Interview Prompt
Design Design Ephemeral Stories (Instagram Stories).
Clarifying Questions (ask before designing)
| Question | Why it matters |
|---|---|
| Which of these is highest priority: 24-hour TTL, Viewer list tracking, Story ring ordering? | Forces scope negotiation — senior candidates trim before drawing boxes. |
| What scale should we design for — DAU, QPS, data volume? | Drives every capacity decision; shows structured thinking. |
| What are the read vs write patterns on the critical path? | Determines caching, DB choice, and replication topology. |
| What consistency and durability guarantees are required? | Separates strong-consistency paths from eventual ones — a senior differentiator. |
Scope
In scope
- 24-hour TTL
- Viewer list tracking
- Story ring ordering
- CDN pre-warming
- Soft delete
- Capacity estimation with shown math
Out of scope (state explicitly)
- Full ML ranking model training pipeline
- Direct messaging / chat (#07)
- Ad insertion and monetization
Assumptions
- Clarify scale (DAU, QPS, data volume) for ephemeral stories in the first 5 minutes
- Standard reliability target 99.9%–99.99% unless problem implies higher (payments, booking)
- Managed cloud services (RDS, S3, Kafka, Redis) are acceptable building blocks
These foundational concepts underpin the patterns used in this problem. Review them before deep-diving into component-level trade-offs.

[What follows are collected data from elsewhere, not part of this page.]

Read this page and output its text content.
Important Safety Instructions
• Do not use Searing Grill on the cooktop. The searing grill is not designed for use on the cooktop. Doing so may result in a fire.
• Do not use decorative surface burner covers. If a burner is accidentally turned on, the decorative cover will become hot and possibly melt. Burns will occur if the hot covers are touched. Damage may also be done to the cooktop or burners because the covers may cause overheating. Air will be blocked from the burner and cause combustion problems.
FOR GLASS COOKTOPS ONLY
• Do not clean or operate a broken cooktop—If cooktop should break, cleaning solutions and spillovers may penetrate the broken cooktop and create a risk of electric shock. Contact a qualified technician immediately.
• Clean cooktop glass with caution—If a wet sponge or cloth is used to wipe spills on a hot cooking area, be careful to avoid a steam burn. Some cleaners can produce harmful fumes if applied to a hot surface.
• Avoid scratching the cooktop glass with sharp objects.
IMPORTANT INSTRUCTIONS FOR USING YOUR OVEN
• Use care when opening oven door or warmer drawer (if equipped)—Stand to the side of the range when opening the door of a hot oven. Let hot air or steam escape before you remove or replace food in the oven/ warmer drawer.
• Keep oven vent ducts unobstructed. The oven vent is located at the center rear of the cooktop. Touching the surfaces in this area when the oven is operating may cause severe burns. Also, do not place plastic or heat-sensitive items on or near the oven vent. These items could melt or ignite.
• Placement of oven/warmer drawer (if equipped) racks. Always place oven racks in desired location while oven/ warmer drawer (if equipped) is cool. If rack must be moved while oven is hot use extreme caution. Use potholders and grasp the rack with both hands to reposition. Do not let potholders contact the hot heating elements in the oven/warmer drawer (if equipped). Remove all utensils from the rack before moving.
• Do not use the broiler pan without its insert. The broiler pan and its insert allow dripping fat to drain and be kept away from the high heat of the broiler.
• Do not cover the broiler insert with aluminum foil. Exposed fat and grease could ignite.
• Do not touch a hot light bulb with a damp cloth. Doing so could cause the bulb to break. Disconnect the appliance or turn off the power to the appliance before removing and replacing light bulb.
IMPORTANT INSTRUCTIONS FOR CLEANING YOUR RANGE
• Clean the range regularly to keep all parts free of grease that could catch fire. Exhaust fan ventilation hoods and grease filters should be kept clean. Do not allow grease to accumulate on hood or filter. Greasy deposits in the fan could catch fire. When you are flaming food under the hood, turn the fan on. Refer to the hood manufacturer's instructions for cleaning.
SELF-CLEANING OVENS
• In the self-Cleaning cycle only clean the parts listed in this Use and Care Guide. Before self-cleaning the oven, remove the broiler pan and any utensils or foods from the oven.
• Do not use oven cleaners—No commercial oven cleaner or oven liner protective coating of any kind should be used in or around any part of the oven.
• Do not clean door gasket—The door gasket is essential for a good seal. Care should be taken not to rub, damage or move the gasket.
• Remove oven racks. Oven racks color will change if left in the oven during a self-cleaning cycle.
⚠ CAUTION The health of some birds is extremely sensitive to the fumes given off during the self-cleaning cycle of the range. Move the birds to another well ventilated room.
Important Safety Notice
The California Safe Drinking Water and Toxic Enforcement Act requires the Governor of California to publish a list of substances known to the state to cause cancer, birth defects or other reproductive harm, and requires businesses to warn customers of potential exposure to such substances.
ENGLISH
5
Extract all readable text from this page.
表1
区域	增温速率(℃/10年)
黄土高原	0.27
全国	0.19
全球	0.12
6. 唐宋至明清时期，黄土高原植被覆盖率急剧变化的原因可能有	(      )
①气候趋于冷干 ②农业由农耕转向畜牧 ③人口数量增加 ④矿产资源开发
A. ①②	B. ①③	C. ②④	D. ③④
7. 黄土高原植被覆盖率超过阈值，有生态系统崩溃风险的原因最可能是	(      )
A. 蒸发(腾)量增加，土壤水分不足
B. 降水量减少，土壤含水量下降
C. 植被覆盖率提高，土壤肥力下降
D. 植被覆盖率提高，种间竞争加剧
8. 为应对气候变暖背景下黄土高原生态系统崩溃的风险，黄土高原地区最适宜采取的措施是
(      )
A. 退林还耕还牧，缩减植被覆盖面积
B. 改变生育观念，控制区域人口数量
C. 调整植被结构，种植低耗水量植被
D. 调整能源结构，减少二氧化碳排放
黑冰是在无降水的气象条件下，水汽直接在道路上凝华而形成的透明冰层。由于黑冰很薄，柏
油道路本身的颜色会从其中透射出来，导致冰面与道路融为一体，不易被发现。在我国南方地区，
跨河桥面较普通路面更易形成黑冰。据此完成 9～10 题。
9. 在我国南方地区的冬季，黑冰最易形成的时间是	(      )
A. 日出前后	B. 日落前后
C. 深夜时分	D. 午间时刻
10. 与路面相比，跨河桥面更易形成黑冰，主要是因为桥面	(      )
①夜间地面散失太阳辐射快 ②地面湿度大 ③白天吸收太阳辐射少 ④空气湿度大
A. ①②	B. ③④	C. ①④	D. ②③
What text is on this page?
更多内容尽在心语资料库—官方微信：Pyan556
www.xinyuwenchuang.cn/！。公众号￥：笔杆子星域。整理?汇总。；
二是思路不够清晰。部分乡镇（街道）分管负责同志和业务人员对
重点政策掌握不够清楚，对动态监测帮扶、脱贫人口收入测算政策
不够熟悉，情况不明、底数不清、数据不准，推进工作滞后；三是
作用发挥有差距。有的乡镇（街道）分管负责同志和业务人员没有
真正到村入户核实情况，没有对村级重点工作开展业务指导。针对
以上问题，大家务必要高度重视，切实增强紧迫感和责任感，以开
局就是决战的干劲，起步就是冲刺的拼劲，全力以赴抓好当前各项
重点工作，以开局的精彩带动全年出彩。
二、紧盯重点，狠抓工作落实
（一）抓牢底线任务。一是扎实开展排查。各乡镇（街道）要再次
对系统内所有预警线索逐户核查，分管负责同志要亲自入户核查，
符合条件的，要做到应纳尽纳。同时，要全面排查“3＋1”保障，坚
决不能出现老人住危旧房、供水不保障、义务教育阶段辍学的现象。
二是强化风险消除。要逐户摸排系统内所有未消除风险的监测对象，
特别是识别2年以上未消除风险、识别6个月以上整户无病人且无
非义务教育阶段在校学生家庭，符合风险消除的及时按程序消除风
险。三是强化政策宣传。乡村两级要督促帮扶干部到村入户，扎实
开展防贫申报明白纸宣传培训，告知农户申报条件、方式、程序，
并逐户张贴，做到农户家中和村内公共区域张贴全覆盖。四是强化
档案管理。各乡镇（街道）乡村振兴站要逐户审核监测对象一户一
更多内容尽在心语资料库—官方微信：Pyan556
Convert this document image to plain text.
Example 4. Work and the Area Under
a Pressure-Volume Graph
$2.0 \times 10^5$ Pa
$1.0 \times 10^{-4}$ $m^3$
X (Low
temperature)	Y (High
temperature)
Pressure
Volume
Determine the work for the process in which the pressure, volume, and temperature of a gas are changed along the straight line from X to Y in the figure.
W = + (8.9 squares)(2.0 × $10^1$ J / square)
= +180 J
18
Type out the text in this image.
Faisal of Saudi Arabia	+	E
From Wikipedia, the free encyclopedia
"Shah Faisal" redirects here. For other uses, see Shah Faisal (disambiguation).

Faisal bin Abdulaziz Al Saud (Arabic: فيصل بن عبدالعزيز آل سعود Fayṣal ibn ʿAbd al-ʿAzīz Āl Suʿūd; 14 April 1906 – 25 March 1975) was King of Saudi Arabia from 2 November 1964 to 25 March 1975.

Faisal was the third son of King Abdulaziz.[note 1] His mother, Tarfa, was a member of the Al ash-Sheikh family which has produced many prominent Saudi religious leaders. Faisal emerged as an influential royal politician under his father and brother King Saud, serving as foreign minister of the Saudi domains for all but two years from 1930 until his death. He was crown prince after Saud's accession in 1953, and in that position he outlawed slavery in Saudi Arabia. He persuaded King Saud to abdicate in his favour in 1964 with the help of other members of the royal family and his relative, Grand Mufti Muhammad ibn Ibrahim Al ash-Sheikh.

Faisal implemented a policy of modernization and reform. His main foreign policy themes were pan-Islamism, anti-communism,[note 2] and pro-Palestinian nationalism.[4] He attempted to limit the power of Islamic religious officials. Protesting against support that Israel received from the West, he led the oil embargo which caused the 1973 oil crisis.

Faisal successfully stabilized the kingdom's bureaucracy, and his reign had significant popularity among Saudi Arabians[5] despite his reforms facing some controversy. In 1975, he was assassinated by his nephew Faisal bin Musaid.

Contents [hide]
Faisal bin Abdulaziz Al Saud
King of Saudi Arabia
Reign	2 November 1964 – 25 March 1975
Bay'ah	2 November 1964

- Post stories: Upload photo/video stories that auto-delete after 24 hours
- View stories: See stories from followed users in a tray/carousel
- Story ring: Colored ring indicator for unviewed stories
- View tracking: Track who viewed your story
- Story reactions: Reply to a story or react with emoji
- Close friends: Post visible only to a selected list
- Highlights: Pin stories to profile (opt out of deletion)
- Story ordering: Closest friends first, then by recency
- Low Latency: Story tray loads in < 300 ms
- Auto-Deletion: Stories MUST disappear after exactly 24 hours
- High Throughput: 500M+ stories/day, 10B+ views/day
- Availability: 99.99%
- Consistency: View tracking must be accurate
| Metric | Calculation | Value |
|---|---|---|
| DAU | Given | 500M |
| Stories posted / day | Given | 500M |
| Story views / day | Given | 10B |
| Avg story media size | Given | 2 MB |
| Upload storage / day | 500M × 2 MB | 1 PB (deleted after 24h) |
| Peak concurrent views / sec | Derived from daily volume ÷ 86400 (+ peak factor) | 200K |
| Storage steady state | Given | ~1 PB (24h window) |
24-Hour Auto-Deletion
Triple TTL approach: Cassandra TTL 86400 on story rows → automatic deletion. S3 lifecycle policy on /stories/ prefix → expire after 24h. Redis EXPIRE on all story keys. Zero application-level cleanup needed. Highlights: copy to permanent table/bucket before original expires.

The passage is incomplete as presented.